Jim Ledbetter, it’s very easy to avoid getting into idiotic arguments with Dennis Kneale on CNBC: just stop going on CNBC. But at the same time, it’s worth pushing back much more on the ludicrous claim that Wal-Mart (WMT) saves the average American family $3,100 a year:
Beginning in 2005, Wal-Mart commissioned the research firm Global Insight to produce a report measuring the impact of Wal-Mart on the overall American economy. Its methodology is, of course, open to debate, but the study tested 26 markets and measured the impact of a variety of economic factors on prices, going back to 1985. Not surprisingly, the study found that the widespread existence of Wal-Mart dating back to 1985 has resulted in about a 3 percent reduction of prices (3.6 percent in the most recent study, which is where the $3,100 figure comes from).
Ledbetter responds:
I don’t reject that finding. But it doesn’t mean that Wal-Mart is the only, or even the largest, economic force responsible for lower prices. As you would guess, the study also measured the impact on prices of many things that have little to do with Wal-Mart: energy costs, population growth, and unemployment.
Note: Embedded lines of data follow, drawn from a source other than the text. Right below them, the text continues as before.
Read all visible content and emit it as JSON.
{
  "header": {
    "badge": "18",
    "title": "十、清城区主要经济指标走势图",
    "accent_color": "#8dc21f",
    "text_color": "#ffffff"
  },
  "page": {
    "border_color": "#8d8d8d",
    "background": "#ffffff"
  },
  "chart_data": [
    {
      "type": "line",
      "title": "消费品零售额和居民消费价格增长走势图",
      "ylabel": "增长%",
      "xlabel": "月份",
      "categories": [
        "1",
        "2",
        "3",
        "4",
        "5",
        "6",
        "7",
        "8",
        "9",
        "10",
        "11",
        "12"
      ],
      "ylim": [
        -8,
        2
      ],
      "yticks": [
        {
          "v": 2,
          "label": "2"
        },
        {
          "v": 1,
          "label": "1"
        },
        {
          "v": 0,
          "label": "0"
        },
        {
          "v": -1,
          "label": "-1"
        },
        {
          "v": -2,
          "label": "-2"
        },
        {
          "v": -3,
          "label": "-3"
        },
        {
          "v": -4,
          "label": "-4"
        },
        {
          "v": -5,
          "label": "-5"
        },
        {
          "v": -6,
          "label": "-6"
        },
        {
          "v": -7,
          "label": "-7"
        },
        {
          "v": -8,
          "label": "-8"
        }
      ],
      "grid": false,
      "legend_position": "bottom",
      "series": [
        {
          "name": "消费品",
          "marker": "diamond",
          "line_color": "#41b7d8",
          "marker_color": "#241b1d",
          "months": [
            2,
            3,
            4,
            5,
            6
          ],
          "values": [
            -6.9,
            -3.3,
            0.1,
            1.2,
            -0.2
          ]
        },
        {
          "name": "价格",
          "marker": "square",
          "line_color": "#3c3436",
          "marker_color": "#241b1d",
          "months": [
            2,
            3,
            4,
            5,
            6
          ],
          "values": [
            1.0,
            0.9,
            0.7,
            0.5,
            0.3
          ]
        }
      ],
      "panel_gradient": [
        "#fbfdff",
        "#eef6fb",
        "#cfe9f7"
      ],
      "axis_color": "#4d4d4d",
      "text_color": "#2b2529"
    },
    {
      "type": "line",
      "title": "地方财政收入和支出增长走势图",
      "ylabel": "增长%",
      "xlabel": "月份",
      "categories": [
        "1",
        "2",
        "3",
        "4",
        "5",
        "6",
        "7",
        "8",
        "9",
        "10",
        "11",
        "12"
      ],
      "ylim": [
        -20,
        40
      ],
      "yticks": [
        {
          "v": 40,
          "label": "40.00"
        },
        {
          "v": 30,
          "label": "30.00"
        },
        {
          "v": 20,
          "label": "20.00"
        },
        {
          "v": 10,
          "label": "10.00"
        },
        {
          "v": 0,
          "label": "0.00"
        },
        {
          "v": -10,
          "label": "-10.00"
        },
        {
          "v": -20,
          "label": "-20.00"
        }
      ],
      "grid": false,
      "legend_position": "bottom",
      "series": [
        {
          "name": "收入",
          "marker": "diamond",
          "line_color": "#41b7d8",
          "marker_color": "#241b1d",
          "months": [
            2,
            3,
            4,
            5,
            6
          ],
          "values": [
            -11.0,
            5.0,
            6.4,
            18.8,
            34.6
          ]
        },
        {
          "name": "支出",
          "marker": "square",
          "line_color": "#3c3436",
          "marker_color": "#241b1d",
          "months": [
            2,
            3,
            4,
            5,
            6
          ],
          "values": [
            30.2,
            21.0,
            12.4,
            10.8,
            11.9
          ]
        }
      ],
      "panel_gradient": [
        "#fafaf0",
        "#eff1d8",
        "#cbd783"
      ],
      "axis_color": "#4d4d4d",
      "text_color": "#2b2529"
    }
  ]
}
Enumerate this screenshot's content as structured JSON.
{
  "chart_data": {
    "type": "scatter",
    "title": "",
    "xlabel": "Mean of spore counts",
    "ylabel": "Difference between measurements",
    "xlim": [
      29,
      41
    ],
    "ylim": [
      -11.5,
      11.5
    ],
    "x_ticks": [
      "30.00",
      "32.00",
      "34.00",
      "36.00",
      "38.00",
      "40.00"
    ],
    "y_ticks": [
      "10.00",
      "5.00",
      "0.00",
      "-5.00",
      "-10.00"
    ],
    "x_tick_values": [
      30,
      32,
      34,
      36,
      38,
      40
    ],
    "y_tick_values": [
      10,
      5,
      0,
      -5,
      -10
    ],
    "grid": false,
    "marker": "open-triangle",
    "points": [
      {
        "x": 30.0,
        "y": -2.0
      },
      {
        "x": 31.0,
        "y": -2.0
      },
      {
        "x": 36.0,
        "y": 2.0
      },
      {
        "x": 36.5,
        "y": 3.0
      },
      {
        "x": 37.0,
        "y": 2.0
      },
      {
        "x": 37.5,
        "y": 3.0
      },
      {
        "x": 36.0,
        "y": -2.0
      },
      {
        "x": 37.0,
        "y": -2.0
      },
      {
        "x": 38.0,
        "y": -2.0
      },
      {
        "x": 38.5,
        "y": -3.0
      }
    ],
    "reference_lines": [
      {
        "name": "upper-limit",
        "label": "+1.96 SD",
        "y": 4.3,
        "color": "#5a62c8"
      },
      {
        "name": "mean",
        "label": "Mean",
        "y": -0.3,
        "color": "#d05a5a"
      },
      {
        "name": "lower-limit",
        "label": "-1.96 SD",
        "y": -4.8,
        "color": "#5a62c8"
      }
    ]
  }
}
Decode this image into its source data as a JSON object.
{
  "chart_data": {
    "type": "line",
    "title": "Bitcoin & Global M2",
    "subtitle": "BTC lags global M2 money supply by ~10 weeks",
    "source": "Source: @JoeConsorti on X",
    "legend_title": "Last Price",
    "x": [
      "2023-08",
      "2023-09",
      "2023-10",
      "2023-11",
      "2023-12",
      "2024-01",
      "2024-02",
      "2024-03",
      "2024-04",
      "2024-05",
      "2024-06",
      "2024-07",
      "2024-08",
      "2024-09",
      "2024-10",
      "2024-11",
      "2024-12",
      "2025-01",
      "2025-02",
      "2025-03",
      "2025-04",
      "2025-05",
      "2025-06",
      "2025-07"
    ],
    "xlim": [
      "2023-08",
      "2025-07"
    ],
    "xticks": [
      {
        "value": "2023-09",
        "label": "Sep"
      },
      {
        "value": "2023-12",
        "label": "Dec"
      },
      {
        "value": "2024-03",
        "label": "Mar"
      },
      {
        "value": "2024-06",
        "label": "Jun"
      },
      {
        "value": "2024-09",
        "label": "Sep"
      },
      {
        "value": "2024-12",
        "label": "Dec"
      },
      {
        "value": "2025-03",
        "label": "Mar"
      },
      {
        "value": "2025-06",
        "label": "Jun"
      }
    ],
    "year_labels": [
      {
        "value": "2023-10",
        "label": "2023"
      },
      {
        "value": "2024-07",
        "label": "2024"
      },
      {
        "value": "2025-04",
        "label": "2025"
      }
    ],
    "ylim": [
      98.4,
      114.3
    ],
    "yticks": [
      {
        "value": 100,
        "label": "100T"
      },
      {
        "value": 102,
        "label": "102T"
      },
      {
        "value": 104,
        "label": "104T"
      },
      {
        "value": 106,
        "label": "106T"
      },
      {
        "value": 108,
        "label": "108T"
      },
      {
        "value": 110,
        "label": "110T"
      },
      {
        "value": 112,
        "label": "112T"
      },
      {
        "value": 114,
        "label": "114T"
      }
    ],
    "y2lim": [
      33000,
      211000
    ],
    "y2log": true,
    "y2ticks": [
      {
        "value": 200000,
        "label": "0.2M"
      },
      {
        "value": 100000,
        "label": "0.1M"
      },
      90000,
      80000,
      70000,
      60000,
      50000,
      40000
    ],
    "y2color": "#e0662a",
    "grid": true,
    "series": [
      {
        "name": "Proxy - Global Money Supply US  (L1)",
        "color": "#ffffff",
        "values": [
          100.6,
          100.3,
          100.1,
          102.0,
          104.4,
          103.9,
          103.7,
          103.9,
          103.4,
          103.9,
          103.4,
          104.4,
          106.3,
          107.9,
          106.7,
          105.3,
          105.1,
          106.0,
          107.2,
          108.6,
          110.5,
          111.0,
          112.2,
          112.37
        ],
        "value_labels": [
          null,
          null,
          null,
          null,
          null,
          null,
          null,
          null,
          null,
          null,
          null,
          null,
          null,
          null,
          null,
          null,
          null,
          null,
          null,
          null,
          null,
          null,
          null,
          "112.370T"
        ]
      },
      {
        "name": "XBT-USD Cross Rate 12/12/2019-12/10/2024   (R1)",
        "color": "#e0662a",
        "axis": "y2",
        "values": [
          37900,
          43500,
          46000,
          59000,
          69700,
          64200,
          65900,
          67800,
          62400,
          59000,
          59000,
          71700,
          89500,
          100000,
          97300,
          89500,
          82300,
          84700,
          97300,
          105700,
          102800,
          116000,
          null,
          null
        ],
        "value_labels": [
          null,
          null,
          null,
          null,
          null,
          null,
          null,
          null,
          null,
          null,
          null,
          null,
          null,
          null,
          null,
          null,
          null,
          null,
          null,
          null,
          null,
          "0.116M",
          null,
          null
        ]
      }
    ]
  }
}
As I read the study, those factors combined are responsible for 89 percent of price variation. Wal-Mart and other factors are crumbs by comparison.
He should reject the finding. Because it’s only Ledbetter himself — and CNBC — who is saying that Wal-Mart is claiming to save the average American family $3,100 a year. If you look closely at the report, it never actually says that. Instead, Global Insight talks about measuring the “cumulative price impact” of Wal-Mart since 1985. If the average American family has saved $3,100 over that time, that’s about $129 a year, not $3,100. Big difference.
Here’s the CNBC screengrab:
If Wal-Mart were honest, they would have phoned up CNBC and said that the bit about $3,100 a year was completely untrue, by a factor of 24 (the number of years since 1985, which is the base year from which the cumulative savings are being calculated). But of course they didn’t. Which is just another reason not to give them the Nobel peace prize.